On Saturday, the fabulous Amy Ruttan blogged about publishing her tenth book. (Congrats on the accomplishment, Amy! Woohoo!) As I was reading her post, I was struck by the couple of sentences where she talks about writing next to her son’s crib in the PICCU. It spurred so many memories for me, some of them agonizingly painful and others exquisitely beautiful.
I remembered the novels and novellas and short stories and freelance work I completed while basically living at Texas Childrens Hospital in Houston. That was one hell of a year for our little family. Kiddo had two major heart surgeries and lengthy hospital stays, one at 15 days old and the other at 6 months old. I won’t even go into the insurance claim wrangling and other nonsense. Suffice to say it was emotionally, financially and mentally draining.
And yet some of my most emotionally powerful books and short stories came out of that time period. I get the most reader mail about Swap Meet, The Chair and Between Friends. All three of those pieces were written bedside in the CVICU or Step-Down units.

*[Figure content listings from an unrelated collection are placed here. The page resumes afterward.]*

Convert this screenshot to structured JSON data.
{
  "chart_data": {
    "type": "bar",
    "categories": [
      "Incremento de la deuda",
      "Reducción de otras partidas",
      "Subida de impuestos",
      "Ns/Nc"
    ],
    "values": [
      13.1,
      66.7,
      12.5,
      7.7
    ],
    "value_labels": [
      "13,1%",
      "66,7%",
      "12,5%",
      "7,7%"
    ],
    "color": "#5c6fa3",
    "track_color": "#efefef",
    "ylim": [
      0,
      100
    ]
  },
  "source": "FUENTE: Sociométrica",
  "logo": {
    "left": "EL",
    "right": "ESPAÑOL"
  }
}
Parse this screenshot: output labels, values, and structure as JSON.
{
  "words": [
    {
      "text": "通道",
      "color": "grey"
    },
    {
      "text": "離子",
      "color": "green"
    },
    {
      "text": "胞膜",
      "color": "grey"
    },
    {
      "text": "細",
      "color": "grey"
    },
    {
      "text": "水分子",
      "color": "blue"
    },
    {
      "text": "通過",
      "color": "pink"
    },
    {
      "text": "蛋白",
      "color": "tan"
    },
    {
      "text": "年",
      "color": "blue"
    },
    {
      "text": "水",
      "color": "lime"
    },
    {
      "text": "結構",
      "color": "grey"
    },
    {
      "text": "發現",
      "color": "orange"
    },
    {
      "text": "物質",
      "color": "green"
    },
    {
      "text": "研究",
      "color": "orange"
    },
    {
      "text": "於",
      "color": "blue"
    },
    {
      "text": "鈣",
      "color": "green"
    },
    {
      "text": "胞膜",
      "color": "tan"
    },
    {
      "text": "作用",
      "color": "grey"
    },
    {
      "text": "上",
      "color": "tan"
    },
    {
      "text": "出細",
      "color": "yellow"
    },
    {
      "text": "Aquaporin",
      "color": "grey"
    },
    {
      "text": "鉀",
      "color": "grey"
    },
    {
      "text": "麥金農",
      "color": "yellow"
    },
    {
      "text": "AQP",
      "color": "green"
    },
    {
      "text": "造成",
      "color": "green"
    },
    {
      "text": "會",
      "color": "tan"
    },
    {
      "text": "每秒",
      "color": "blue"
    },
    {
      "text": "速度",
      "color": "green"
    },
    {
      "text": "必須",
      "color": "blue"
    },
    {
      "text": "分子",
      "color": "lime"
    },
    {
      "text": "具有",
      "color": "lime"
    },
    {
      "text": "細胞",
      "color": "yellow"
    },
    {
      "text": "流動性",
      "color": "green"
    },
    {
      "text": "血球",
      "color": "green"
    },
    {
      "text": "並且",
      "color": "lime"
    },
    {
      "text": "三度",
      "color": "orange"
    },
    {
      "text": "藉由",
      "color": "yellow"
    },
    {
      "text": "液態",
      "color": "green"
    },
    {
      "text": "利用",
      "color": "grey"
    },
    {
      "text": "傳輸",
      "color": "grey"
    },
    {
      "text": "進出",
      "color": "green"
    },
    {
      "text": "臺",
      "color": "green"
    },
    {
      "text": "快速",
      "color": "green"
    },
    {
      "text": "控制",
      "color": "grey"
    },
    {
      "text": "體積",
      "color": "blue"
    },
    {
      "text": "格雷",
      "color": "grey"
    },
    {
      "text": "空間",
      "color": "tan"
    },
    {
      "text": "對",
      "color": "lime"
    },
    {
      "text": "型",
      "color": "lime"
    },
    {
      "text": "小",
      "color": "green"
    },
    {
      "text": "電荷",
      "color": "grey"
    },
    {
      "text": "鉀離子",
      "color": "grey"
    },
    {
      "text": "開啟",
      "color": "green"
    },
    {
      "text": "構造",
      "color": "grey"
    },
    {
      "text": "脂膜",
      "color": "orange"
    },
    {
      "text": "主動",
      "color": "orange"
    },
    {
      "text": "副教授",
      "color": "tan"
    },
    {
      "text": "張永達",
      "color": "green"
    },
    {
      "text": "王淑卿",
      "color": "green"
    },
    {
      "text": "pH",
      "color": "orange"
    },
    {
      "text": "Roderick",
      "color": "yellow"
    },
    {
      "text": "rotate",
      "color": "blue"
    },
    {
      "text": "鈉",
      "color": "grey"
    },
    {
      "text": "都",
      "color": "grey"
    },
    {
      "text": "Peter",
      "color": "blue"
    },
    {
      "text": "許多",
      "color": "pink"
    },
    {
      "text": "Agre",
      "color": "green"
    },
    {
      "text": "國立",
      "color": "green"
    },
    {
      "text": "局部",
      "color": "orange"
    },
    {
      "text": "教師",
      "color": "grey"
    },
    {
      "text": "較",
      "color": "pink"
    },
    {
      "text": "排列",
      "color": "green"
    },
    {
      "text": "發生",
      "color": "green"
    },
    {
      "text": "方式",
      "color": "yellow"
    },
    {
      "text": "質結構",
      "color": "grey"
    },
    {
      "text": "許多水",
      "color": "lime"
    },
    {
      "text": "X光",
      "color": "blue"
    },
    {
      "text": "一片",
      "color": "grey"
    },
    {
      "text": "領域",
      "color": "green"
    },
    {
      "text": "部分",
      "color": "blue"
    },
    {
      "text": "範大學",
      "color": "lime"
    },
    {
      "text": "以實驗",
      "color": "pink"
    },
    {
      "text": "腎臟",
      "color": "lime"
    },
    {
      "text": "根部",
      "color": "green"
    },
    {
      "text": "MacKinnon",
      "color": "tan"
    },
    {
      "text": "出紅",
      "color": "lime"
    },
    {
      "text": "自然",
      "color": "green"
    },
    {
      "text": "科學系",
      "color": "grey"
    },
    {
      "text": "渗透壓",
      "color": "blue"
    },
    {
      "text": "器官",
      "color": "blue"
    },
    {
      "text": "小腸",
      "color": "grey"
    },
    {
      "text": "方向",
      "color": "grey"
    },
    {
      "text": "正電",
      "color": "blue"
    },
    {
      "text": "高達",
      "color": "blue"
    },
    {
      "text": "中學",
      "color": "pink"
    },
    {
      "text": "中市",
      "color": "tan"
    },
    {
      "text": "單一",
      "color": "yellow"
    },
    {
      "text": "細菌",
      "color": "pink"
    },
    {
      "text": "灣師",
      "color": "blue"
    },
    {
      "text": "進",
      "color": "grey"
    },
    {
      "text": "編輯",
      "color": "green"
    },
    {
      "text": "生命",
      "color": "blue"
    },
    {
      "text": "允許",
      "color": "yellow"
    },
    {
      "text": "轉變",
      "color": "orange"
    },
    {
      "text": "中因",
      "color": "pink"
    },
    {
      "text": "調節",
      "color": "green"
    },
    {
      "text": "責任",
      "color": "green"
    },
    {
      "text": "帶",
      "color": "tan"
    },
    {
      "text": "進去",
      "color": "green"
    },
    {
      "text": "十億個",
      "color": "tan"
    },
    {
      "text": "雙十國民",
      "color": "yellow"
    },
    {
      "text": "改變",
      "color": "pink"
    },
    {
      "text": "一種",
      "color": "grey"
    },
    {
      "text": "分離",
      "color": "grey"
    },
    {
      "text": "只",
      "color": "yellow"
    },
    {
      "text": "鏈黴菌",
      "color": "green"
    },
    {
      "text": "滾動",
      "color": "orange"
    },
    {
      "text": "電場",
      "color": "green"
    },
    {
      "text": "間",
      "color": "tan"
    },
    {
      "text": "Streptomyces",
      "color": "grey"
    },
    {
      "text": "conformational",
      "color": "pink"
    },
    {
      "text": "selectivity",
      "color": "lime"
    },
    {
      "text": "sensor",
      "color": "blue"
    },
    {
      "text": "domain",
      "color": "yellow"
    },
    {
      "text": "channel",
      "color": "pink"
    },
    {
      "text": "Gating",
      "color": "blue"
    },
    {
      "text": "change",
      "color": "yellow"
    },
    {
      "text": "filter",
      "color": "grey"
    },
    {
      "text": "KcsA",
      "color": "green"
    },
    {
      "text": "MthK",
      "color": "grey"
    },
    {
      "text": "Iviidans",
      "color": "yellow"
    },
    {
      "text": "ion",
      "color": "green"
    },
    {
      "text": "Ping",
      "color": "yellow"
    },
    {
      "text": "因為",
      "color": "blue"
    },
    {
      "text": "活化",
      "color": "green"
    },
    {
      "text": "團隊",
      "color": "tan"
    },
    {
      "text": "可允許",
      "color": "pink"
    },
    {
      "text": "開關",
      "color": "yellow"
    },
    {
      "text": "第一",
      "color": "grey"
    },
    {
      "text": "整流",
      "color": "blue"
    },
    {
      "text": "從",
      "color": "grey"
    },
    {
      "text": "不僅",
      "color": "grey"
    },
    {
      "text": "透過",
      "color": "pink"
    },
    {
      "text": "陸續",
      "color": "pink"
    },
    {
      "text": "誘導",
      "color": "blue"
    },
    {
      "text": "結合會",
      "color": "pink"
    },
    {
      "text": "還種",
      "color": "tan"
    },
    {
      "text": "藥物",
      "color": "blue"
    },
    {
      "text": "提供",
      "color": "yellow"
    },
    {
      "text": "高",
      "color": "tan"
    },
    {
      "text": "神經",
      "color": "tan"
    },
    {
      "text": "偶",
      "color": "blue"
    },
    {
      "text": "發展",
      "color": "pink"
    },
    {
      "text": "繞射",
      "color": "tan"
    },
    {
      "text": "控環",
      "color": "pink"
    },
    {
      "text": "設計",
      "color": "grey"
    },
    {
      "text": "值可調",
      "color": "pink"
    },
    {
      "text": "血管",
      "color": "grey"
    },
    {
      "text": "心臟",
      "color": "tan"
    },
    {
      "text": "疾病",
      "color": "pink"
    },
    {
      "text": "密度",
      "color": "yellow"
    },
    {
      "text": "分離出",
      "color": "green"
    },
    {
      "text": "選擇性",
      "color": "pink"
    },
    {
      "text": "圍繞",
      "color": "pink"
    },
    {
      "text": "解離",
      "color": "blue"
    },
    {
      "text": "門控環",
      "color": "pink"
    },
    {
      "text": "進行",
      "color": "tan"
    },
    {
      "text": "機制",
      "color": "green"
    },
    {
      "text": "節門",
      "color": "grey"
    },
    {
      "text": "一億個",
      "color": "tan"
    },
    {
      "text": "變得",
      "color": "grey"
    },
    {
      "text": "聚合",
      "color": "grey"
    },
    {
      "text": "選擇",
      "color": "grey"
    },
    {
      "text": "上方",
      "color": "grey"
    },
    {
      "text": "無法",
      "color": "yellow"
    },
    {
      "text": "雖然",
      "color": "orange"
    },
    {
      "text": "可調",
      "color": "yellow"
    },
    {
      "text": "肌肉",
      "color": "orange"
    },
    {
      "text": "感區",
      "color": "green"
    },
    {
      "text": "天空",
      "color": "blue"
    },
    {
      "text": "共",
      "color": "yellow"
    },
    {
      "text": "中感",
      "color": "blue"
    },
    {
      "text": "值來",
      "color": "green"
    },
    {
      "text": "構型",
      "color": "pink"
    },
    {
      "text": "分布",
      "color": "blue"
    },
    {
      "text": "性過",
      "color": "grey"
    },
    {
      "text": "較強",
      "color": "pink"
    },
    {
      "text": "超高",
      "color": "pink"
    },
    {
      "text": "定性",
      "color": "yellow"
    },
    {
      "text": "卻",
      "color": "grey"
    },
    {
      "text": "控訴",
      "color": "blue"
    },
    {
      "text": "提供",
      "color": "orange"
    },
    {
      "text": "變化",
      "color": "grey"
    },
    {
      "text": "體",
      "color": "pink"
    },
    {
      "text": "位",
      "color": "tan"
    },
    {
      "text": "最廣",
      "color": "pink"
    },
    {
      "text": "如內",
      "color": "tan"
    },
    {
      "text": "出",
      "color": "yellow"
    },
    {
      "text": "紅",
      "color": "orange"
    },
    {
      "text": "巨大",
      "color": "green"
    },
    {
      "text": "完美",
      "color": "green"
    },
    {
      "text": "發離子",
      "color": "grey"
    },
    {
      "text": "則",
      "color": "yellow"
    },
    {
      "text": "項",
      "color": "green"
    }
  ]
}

Readers seem to connect so well with the characters in those works. It surprises me that they’re some of my best works considering the absolute shit working conditions. At the time, those stories were written because A) we were going to need the money to pay off those piles and piles of medical bills and B) I needed to mentally escape from the fear of losing my weeks old baby to several severe and life-threatening heart defects. You know, coping at its writery-est.
I think, in some way, my pain and fear and those brief moments of delight when the kiddo came off her ventilator or nursed or smiled were interwoven in my characters. I was able to connect with Max and Chris and Eddie and Whitney and Mick on a level I hadn’t been able to reach with other creations of my crazy writer mind. I was so emotionally aware during the writing of those books. I was living and breathing fear and anxiety and happiness and the strongest love imaginable.
I’ve noticed that all of my works after those experiences with kiddo are so much stronger emotionally than my earlier bits. It became easier to tap into those feelings and transfer them to the page. I guess when they say write what you know, they also mean emotions. I never knew what that kind of fear or love or hope or anxiety felt like. Believe me; when you feel them once, you never forget them.
I think sometimes writers are afraid to go there emotionally with their characters. It can be draining to write those types of emotionally challenging scenes, where someone is being destroyed or someone is discovering how powerful love can truly be.
But we shouldn’t shy away from those things. Readers want to experience the full gamut of human emotion. They want to feel the excitement of a new attraction. The butterflies-in-the-belly sensation of a new love. The can’t-breathe-because-my-heart-has-been-ripped-from-my-chest pain of the Black Moment. The absolute joy of the resolution (or the satisfaction of a good grovel). Readers want to feel.
And, as a writer, it’s my job to give them what they want. Even if that means drawing from some really painful places or, conversely, from some totally effing awesome places, in my life.